We all know the drill by now:

  • Top of Search (first position) converts best

  • Rest of Search converts middle of the road

  • Product page ads convert the worst by far

So everyone’s asking the same question: How do I make my ads only show on Top of Search, or only on Rest of Search?

I’ve tried that popular hack — super low base bid + massive top-of-search multiplier, like 900% — and got basically zero impressions.

Here’s the thing: your base bid is what determines whether you get any impressions at all. If it’s too low, even a 900% multiplier does nothing. But crank your bid up, and you’ll end up on product pages and rest of search whether you like it or not.

In reality, getting consistent Top of Search placement just comes down to testing the right combination of base bid + placement percentage. No magic trick, just testing.

That got me thinking about the actual logic behind Amazon’s ad placements. Here’s my take.

  1. Why can’t we set a multiplier for Rest of Search?

Only Top of Search and Product Pages have adjustable multipliers. Rest of Search doesn’t.

From what I’ve figured out, it’s because of the ad rank formula:

Ad Rank = listing weight × ad quality × bid

If Rest of Search had its own multiplier, it would create total chaos. For example, if you set 50% for Top and 100% for Rest, that 100% should logically push the ad higher — possibly into Top of Search. That defeats the whole point.

Amazon just avoids the mess by not letting us adjust Rest of Search at all.

  1. Why can’t we fully avoid product pages?

If your ad can show on Rest of Search, it will also show on product pages. This is intentional — Amazon wants to fill as many ad slots as possible and make money.

Search pages only have so many ad spots, maybe 20–30 per keyword. But thousands of sellers are bidding. So Amazon shoves the rest onto product pages: “Products related to this item”, “4 stars and above”, all those sliders.

Once your ad is eligible for Rest of Search, Amazon will automatically put it on product pages too.

  1. Why do product page ads convert so poorly?

It’s all about buyer behavior.

Normal path:

Search → scroll → click a listing → check it out → maybe buy.

Product page ad path:

Search → scroll → click Listing A (they already like A) → see your ad for B on A’s page → click over.
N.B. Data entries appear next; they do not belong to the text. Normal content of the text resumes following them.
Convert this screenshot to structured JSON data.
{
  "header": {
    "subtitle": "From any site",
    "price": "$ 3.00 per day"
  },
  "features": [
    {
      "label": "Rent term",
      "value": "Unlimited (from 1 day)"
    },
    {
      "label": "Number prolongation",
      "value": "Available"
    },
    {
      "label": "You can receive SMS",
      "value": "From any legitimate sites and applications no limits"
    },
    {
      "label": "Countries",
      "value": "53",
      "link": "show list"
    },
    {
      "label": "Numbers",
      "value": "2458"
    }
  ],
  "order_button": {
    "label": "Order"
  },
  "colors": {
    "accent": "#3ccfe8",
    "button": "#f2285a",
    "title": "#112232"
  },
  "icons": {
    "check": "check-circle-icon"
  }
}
By then, the customer already has a preference. They’re anchored on A. For B to convert, it has to be way better or way cheaper.

If your category is super commoditized, product page ads are basically dead in the water.

When product page ads do work:

  • You’re a top brand / category leader

  • Low price + good ratings

  • Highly innovative, no real alternatives

This also gives a clear launch strategy:

Innovative product + low launch price + get early reviews lined up early.

  1. What’s next for Amazon ads?

Ad costs keep going up, cash flow cycles are brutal, and slots are still limited. If things stay the same, small sellers will get priced out completely.

My guess? Amazon will keep adding more placement types (they already did HR placements) and more ad slots overall. They have to, to keep the platform working for regular sellers.

That’s my breakdown. Curious how you guys control your placements — especially if you’ve cracked it better than I have.